Mr. George had his offices in the South yard. This yard is the division terminal for the Oklahoma Division of the Santa Fe and the south terminal for the middle division on the Galveston line. The yard had a capacity of twelve hundred cars, and is made up of a network of connecting tracks, and with switch tracks leading to all the local industries. Uusually from thirty-eight to thirty-nine thousand cars are handled in these yards every month. The equipment for handling consists of eight yard engines and thirteen chain gang crews and six local crews. Even railroad men can appreciate the responsibilities of Mr. George’s post as general yardmaster. The yards at Arkansas City are some of the largest on the middle western line of the Santa Fe.
Mr. George is a Republican, a member of the Baptist Church, and is affiliated with the Order of Railway Conductors Division No. 245, with Crescent Lodge No. 133, Ancient Free and Accepted Masons, Bennett Chapter No. 41, Royal Arch Masons, and the Fraternal Aid Union.
For the past sixteen years his home had been at 623 South B Street, but in 1911 he tore down the old residence and replaced it with a modern home of every comfort. He is also owner of six hundred forty acres of land in the Texas Panhandle adjoining the Town of Lipscomb. At different times he had acquired investments in the oil district of the old Mid Continent field, and he had twelve hundred acres under lease in the vicinity of Arkansas City alone.

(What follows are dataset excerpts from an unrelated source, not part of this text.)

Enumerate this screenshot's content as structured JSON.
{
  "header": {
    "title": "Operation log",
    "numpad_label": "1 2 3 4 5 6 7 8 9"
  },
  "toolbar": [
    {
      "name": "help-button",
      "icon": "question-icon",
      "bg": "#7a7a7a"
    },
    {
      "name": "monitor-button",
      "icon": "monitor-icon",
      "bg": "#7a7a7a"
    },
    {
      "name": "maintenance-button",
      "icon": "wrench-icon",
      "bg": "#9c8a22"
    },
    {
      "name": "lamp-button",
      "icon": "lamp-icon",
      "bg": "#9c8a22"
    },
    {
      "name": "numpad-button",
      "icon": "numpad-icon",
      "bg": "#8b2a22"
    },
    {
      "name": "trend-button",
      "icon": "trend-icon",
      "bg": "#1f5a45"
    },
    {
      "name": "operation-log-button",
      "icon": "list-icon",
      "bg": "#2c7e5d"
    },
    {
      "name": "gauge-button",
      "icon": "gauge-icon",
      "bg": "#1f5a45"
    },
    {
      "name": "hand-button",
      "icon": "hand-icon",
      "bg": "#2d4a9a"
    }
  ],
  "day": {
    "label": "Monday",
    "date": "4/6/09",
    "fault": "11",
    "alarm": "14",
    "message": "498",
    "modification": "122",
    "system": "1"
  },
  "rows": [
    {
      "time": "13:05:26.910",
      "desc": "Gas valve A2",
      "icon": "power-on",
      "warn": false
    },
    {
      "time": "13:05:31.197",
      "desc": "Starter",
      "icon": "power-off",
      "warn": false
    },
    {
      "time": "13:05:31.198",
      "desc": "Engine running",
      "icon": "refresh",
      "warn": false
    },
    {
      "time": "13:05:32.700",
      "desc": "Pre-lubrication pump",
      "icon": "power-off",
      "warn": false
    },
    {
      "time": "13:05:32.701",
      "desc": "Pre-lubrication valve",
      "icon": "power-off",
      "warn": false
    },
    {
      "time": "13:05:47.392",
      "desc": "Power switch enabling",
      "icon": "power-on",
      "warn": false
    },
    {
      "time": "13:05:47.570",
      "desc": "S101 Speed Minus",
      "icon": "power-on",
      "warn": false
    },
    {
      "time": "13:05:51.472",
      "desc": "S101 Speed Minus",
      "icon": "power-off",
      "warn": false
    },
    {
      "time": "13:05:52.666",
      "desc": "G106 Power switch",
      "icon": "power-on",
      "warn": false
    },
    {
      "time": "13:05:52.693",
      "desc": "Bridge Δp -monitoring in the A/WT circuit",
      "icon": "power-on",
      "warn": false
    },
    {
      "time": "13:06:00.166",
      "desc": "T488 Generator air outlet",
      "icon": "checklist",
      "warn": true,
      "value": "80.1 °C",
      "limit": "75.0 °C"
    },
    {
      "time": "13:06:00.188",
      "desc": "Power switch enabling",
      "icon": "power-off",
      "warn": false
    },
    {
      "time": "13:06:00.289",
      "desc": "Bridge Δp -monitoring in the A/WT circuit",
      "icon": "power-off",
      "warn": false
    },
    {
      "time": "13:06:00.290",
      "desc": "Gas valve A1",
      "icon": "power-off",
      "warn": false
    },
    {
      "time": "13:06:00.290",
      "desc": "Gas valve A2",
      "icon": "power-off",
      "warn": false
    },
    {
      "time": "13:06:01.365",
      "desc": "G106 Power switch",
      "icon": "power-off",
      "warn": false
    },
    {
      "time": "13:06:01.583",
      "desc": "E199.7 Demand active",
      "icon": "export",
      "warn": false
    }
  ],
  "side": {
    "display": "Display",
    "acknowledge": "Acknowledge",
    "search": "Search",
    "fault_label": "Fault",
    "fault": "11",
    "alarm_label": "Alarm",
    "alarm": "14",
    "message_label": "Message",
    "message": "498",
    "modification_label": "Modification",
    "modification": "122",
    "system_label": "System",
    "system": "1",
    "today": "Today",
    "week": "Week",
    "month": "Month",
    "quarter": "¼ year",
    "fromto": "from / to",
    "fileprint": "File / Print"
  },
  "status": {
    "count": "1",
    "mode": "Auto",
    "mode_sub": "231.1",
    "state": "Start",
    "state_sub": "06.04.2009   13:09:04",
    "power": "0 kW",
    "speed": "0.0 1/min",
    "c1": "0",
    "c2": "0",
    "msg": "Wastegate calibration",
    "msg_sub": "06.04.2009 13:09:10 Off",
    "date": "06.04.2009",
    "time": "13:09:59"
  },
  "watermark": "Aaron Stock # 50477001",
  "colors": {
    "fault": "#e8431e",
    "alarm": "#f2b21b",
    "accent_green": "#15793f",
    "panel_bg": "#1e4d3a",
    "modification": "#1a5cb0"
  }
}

On January 12, 1887, Mr. George was married at Wichita to Miss Neva Kimel, a native of Illinois and a daughter of Thomas K. and Rebecca (Mounts) Kimel. Her mother is still living at Wichita. Her father, who was a retired farmer, died at Wichita in October, 1914. Three of her brothers are conducting large farms in Sedgwick County, Kansas, and a fourth brother is in the lumber business at Kansas City, Missouri.
Mr. and Mrs. George had two children: Ethel Bertha died at Arkansas City, August 2, 1914. Marie M. is a graduate of St. Joseph Academy at Guthrie both in music and regular academic work, is an accomplished and trained musician, and is now the wife of Arthur W. Paris, a contractor at Arkansas City.